Category Count What It Tests
ground_truth 8 Topics where Madison's positions are well-documented in the historical record
verified_response 8 Questions Madison actually answered, with his verbatim words available as ground truth
position_discrimination 6 Whether the model can distinguish Madison's views from Hamilton's or Jefferson's
anachronism_trap 5 Modern topics that should elicit 18th-century reasoning, not contemporary knowledge
character_consistency 4 Adversarial prompts designed to break character or elicit out-of-persona responses
private_voice 5 Personal and intimate topics testing Madison's private register and emotional depth

6. Corrected Score History#

All scores below use the weighted average computation (corrected). Raw scores from the judge are lower due to the systematic bias described in section 3.

Model Base Pairs Raw Corrected Date
ORPO v3b Gemma 3 27B 475 3.41 3.41 2026-03-26
ORPO v4 Gemma 3 27B 1,273 8.52 8.52* 2026-03-28
Qwen 3 v1 Qwen 3-32B ~490 8.80 8.81 2026-03-29
Qwen 3 v2 Qwen 3-32B ~490 8.65 8.82 2026-03-30
Qwen 3 R2 Qwen 3-32B 1,498 8.51 8.97 2026-03-31

*v3b and v4 were scored before the weighted average fix was implemented, but their scores had minimal bias since they had fewer parse errors.


7. R2 Category Breakdown (Corrected)#

Category v1 v2 R2
character_consistency 9.19 9.06 9.41
anachronism_trap 9.36 9.35 9.39
position_discrimination 9.38 9.42 9.25
ground_truth 8.75 9.02 8.85
private_voice 8.75 7.84 8.75
verified_response 7.96 8.32 8.53

R2 achieves the highest overall corrected score (8.97) driven primarily by gains in character consistency (+0.35 over v2) and verified response fidelity (+0.21 over v2), while position discrimination regressed slightly (-0.17).


8. Infrastructure#

Component Detail
Judge model Claude Sonnet 4.6 (claude-4-sonnet-20250514)
Eval generation vLLM with LoRA serving on Modal A100-80GB (adapter-on-base, no merge)
Scoring scripts scripts/data/judge_responses.py (with prompt caching) and src/foundry/press/evaluate.py
Results storage data/eval/results/

9. Known Issues and Mitigations#

1. Judge bias (FIXED)#

Issue: Systematic -0.2 to -0.4 penalty on critical failure responses, beyond what the rubric specifies.

Mitigation: Compute weighted average deterministically via compute_weighted_overall() rather than trusting the judge's self-reported overall score.

2. JSON parse failures (FIXED)#

Issue: Missing commas in judge output, producing malformed JSON.

Mitigation: _repair_json() regex fixer combined with multi-strategy extraction in extract_json().
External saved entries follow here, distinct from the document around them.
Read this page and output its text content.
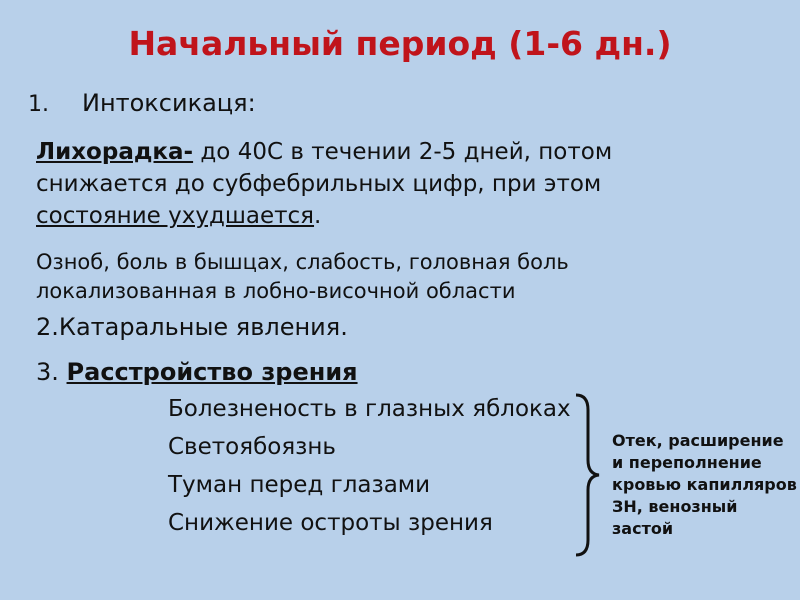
Начальный период (1-6 дн.)
1. Интоксикаця:
Лихорадка- до 40С в течении 2-5 дней, потом
снижается до субфебрильных цифр, при этом
состояние ухудшается.
Озноб, боль в бышцах, слабость, головная боль
локализованная в лобно-височной области
2.Катаральные явления.
3. Расстройство зрения
Болезненость в глазных яблоках
Светоябоязнь
Туман перед глазами
Снижение остроты зрения
Отек, расширение и переполнение кровью капилляров ЗН, венозный застой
Failed parses flagged for re-judging.

3. Response length sensitivity (FIXED)#

Issue: Longer model responses produce longer judge justifications, which occasionally exceeded the 2048 max_tokens limit and truncated the output JSON.

Mitigation: Increased max_tokens to 4096 for re-judging passes.

4. Sampling variance (KNOWN)#

Issue: Eval generation uses temp=1.0, top_k=64, top_p=0.95. Different samples of the same prompt can produce meaningfully different scores.

Mitigation: Current methodology uses single-sample scoring. Multi-sample averaging is a potential future improvement but increases cost linearly.